Could you please explain this with more details? How is it different from WOFF 1.0?

> glyf should be allowed to be compressed by segment and there could be a
> new table similar to loca which maps glyph index (maybe by range) to
> compressed glyf segments. The a browser can start showing text in the
> new font face progressively while the whole font file being downloaded
> in the background. The raw glyf data can be optimized such that the
> most frequently used glyphs for certain language are grouped together.
> 

This is a tough nut to crack. First and foremost, when you have data adaptively entropy-coded (with either gzip or LZMA), your compressed dataset does not include the token dictionary - it will be built on the fly by the compressor and then rebuilt by the decompressor. For this to happen you have to decompress the whole dataset from start to finish.

You can selectively decompress the specific data range if two conditions are met:
- you have the complete dictionary available on the decoder side beforehand, and
- because your tokens are variable-length codewords, you have to have compressed dataset organized in such a way that you can find where one token ends and another one starts. 
It can be (and has been) done, there is ISO/IEC 14496-18 standard utilizing a variation of the MTX compression that provides exactly this capability to compress fonts, transfer them to a client and render them without a need to decompress the whole font.
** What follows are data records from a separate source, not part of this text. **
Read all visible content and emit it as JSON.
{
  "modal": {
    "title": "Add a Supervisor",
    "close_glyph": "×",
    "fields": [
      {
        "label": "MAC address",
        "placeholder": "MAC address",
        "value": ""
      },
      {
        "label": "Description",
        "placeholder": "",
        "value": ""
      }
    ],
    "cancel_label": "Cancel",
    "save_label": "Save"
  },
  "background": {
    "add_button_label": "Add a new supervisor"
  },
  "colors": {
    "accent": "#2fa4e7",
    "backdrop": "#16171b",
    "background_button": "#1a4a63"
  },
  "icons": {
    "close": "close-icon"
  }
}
But you pay for it with the noticeable increase in the dataset size, which is exactly the opposite of the problem we are trying to solve.

IMO, the easy alternative for CJK would be to simply create a number of CJK font subsets (with the first subset being small and yet sufficient to display the content of the first page), and then assemble those subsets as a single font family using CSS.

Regards,
Vlad

> 
> I'd rather lost a little bit compression gain over having to wait for a
> complete CJK font to be downloaded before anything shows up.
> 
> Of course this compression by segment for the glyf table can be
> optional to please some latin font users who hate to download extra
> 10KB cache-able data.
> 
> A possible alternatives I can see is to provide something similar to
> the FTC format which contains paritial subfonts of the same type face.
> Each subfont contains a part of a complete cmap range for the same
> font. A browser can download and cache just parts of a big font. This
> sounds more like a hack but could be easier to implement for browsers.
> It is also cleaner to maintained on the server side since we just use a
> single WOFF font with subfonts instead of myface-0-1000.woff, myface-
> 1001-2000.woff, myface-2001-3000.woff...
> 
> 
>

Received on Monday, 2 April 2012 15:55:13 UTC